Transforming our World — New dimensions to socialism
Things have gone badly wrong. Sure the people have spoken, in the UK, in the Philippines, in the US. And yes, the world is clearly listening, as evinced by the countless column inches, the comedy monologues, and the general pessimism pervading our societies right now.
As a student of history in my youth, I was always fascinated by the corruption of socialism, in the context of the World Wars and the elaboration of communism over the course of last century. The lesson I took from history is humanity’s inherent and inescapable tendency toward suspicion and selfishness. A child of the polarized and simplistic cold war era, of us versus them and capitalism versus communism, I accepted this black and white world view in an unquestioning manner. With the fall of the Berlin wall, the world finally seemed in a position to start living up to its potential. Development in a globalized world would see charity, empathy and the moral imperative take precedence over geo-political priorities in a uni-polar world. Unfortunately the last 30 years or so have shown that the lessons I took from those history classes in my youth remains valid, and there is something wrong with our societies.
Why is it that we cannot in a real sense recognize our shared humanity? Is resignation the way forward, an acceptance of selfishness and solipsism, a falling back into our nation states with strength and power given precedence over compassion and duty? This certainly seems to be the path we are on. In Europe, as highlighted by the Brexit result and the approach taken to the refugee and migrant crisis, when the core values of human rights and the dignity of all which are at the core of the European project are being discarded due to fear of the other. In the US as we witnessed a divisive campaign between two candidates who essentially represented the same world view — we are the best, we know best, and we must remain the best. In Asia as we see strongmen waging war on drugs with no regard for the individual and no interest in addressing root causes, only driven by violence and fear. As we see in Eastern Europe and central Asia where the route to power is through internal and external subjugation.
There is another way, but we need to change the narrative. Our societies have always been predicated on identity, who we are and who they are. The same goes for the great religions of our world. Instead of recognising the message of love that is at the core of all religion, they have all too often been used as a tool of hate and fear against the other, a vehicle to justify political inaction and a mechanism to assuage deserved feelings of guilt.

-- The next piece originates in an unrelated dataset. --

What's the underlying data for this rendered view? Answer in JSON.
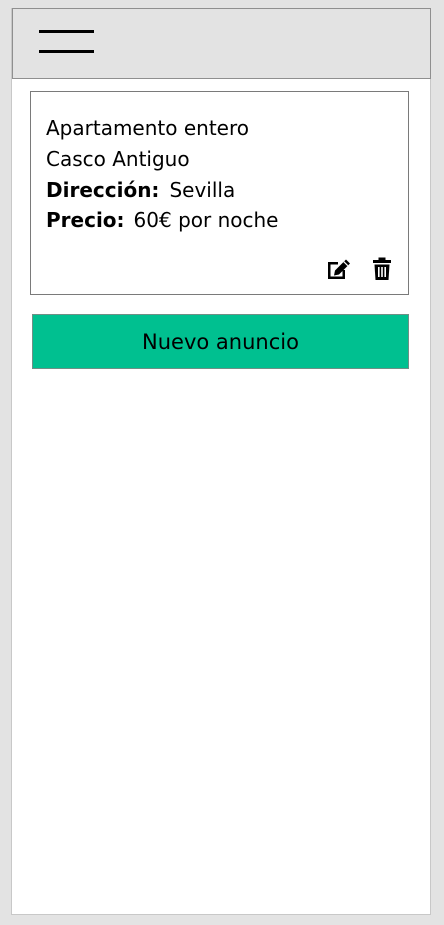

I heard an academic speaking recently about what had worked in establishing a sustainable peace in Northern Ireland over the last twenty years, and it was posited that what the 1998 Good Friday Agreement succeeded in was recognising the primacy of shared humanity above national identity. This agreement recognised the flux inherent in who we project ourselves to be, and that beneath this churn our common and shared human experience remains, eternal. What has worked in Northern Ireland is as a result of this, though peace remains precarious as events risk a return to sectarianism and identity politics around republicism and unionism. The recent peace accord in Colombia, a process which learned much from Northern Ireland, is another which seems to be predicated not on how we are different but how we are the same.
2015 saw agreement reached on another international pact, one that potentially goes far beyond individual nations, individual conflicts, and narrow-minded trade deals. The 2030 Agenda for Sustainable Development, and the 17 Sustainable Development Goals (SDGs) which are at its heart, were agreed at the United Nations after years of negotiations. It is an Agenda which enjoyed consensus across 193 countries, whose Governments signed up to an Agenda in the name of us all. It pledges to leave no one behind, and looks to address the challenges of our world in a coherent and holistic way. Fundamental to this agreement is the belief that we are all equal, we are all deserving of a sustainable world. That we all have a shared responsibility to leave a world for our children which is better than the one we inherited from our own parents.
The 2030 Agenda brings me back to the title of this article. Socialism has long been a dirty word, in the US and globally, given the polarized nature of our world since World War II. Efforts in North America to revisit socialism as a political movement of the people failed in the face of fear of the new and comfort with the status quo. This will not change, and we need therefore to look again at what socialism looks to achieve. We need now a new, expansive approach which takes as its starting point an understanding that a social approach is insufficient, our political systems need to be embedded instead in society, economy and our environment. We need to attempt to understand our social problems not through the lens of fear and suspicion, but through a global economic perspective, cognizant of our climate. Our economic diffculties must be addressed only through policies which acknowledge the global environmental impact of our actions. We must understand and address the impact of gender inequality on economic development, on peace building and conflict resolution, if we are to build inclusive societies that can live in harmony with and support each other.
We are in tumultuous times, but we live in a time of possibility and potential. Imagine if the 193 governments which agreed the SDGs in 2015 were to actually to decide to attempt to create the transformed world the 2030 Agenda projects. Within a generation we could have placed the world on a sustainable path, where diversity is embraced and fostered, a source of insight and understanding rather than something to be wary of. We could have a world which understands that planetary boundaries must be respected if we are to continue to thrive, a world which bends our economies towards ending poverty and hunger while facilitating prosperity and opportunity. We don’t need to reinvent the wheel, the wheel has already been reinvented. We just need to start using it.